An integrated cell culture reverse transcriptase quantitative PCR (ICC-RTqPCR) method to simultaneously quantify the infectious concentrations of eight environmentally relevant enterovirus serotypes

Enterovirus (EV) infectivity is typically measured as a bulk parameter, yet EV serotypes vary in their susceptibility to natural and engineered stressors. Here we developed an integrated cell culture reverse transcriptase quantitative PCR (ICC-RTqPCR) method to simultaneously and specifically quantify the infectious concentrations of eight EV serotypes commonly encountered in sewage (coxsackieviruses A9, B1, B2, B3, B4 and B5, and echoviruses 25 and 30). The method uses two cell lines for virus replication and serotype-specific qPCR primers for quantification. Primers were designed to target multiple environmental strains of a given serotype and displayed high specificity. The ICC-RTqPCR method exhibited a linear calibration range between 50 and 1000 (echoviruses) or 5000 (coxsackieviruses) infectious units per mL. Over this range, measurements were not influenced by the presence of non-target serotypes, and calibration slopes were reproducible for different virus batches and cell ages. The ICC-RTqPCR method was able to accurately quantify the infectious concentration of a virus after inactivation by heat, and the concentration of a virus within a wastewater matrix.
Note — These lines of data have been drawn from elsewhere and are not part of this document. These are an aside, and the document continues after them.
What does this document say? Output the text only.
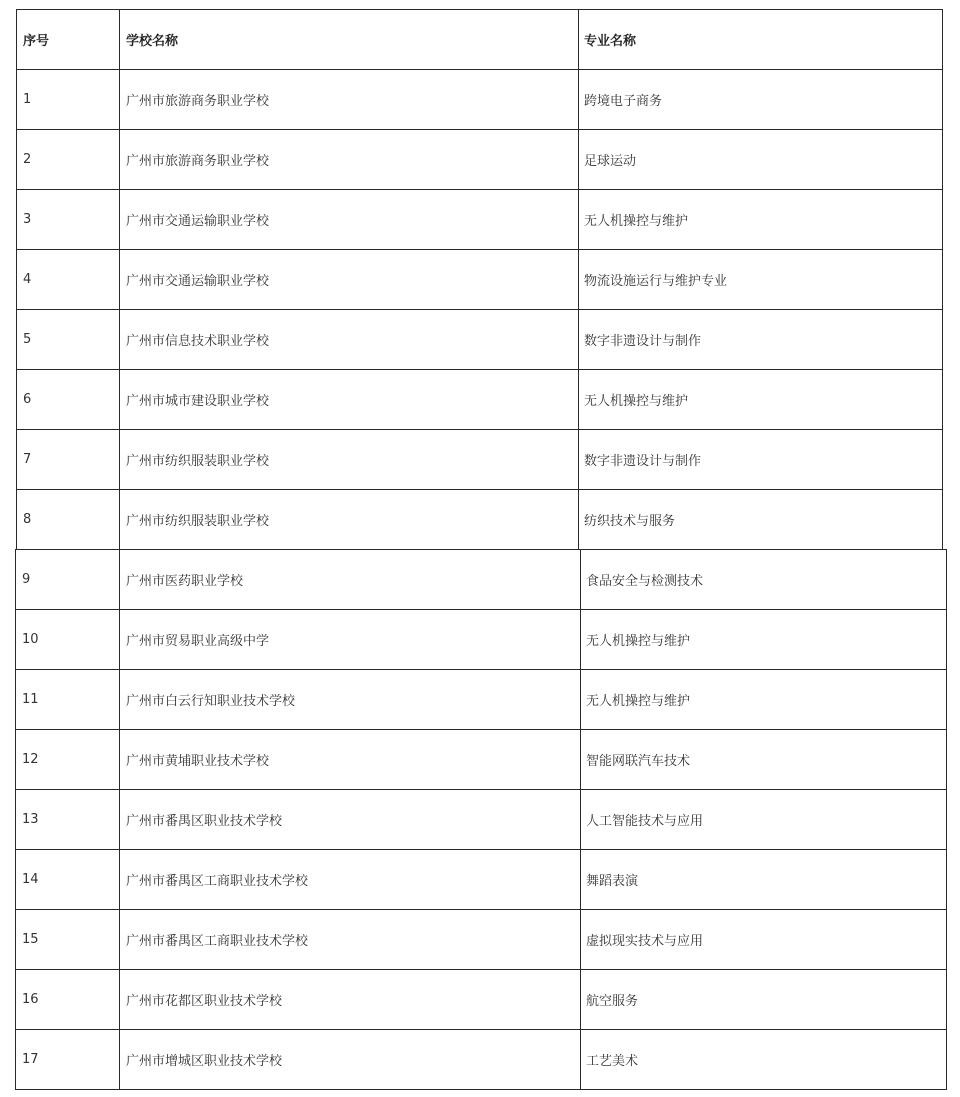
序号	学校名称	专业名称
1	广州市旅游商务职业学校	跨境电子商务
2	广州市旅游商务职业学校	足球运动
3	广州市交通运输职业学校	无人机操控与维护
4	广州市交通运输职业学校	物流设施运行与维护专业
5	广州市信息技术职业学校	数字非遗设计与制作
6	广州市城市建设职业学校	无人机操控与维护
7	广州市纺织服装职业学校	数字非遗设计与制作
8	广州市纺织服装职业学校	纺织技术与服务
9	广州市医药职业学校	食品安全与检测技术
10	广州市贸易职业高级中学	无人机操控与维护
11	广州市白云行知职业技术学校	无人机操控与维护
12	广州市黄埔职业技术学校	智能网联汽车技术
13	广州市番禺区职业技术学校	人工智能技术与应用
14	广州市番禺区工商职业技术学校	舞蹈表演
15	广州市番禺区工商职业技术学校	虚拟现实技术与应用
16	广州市花都区职业技术学校	航空服务
17	广州市增城区职业技术学校	工艺美术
This method will be valuable to assess the differing fates of EV serotypes in natural or engineered systems, and to portray the associated changes in EV population composition.

Automated summary

The study developed an integrated method combining cell culture and PCR to quantify the infectious concentrations of eight common enterovirus serotypes in sewage. The method exhibited a linear calibration range between 50 and 1000 or 5000 infectious units per mL, with reproducible calibration slopes and unaffected measurements by non-target serotypes. It is a reliable approach for assessing the differing fates of enterovirus serotypes in natural or engineered systems.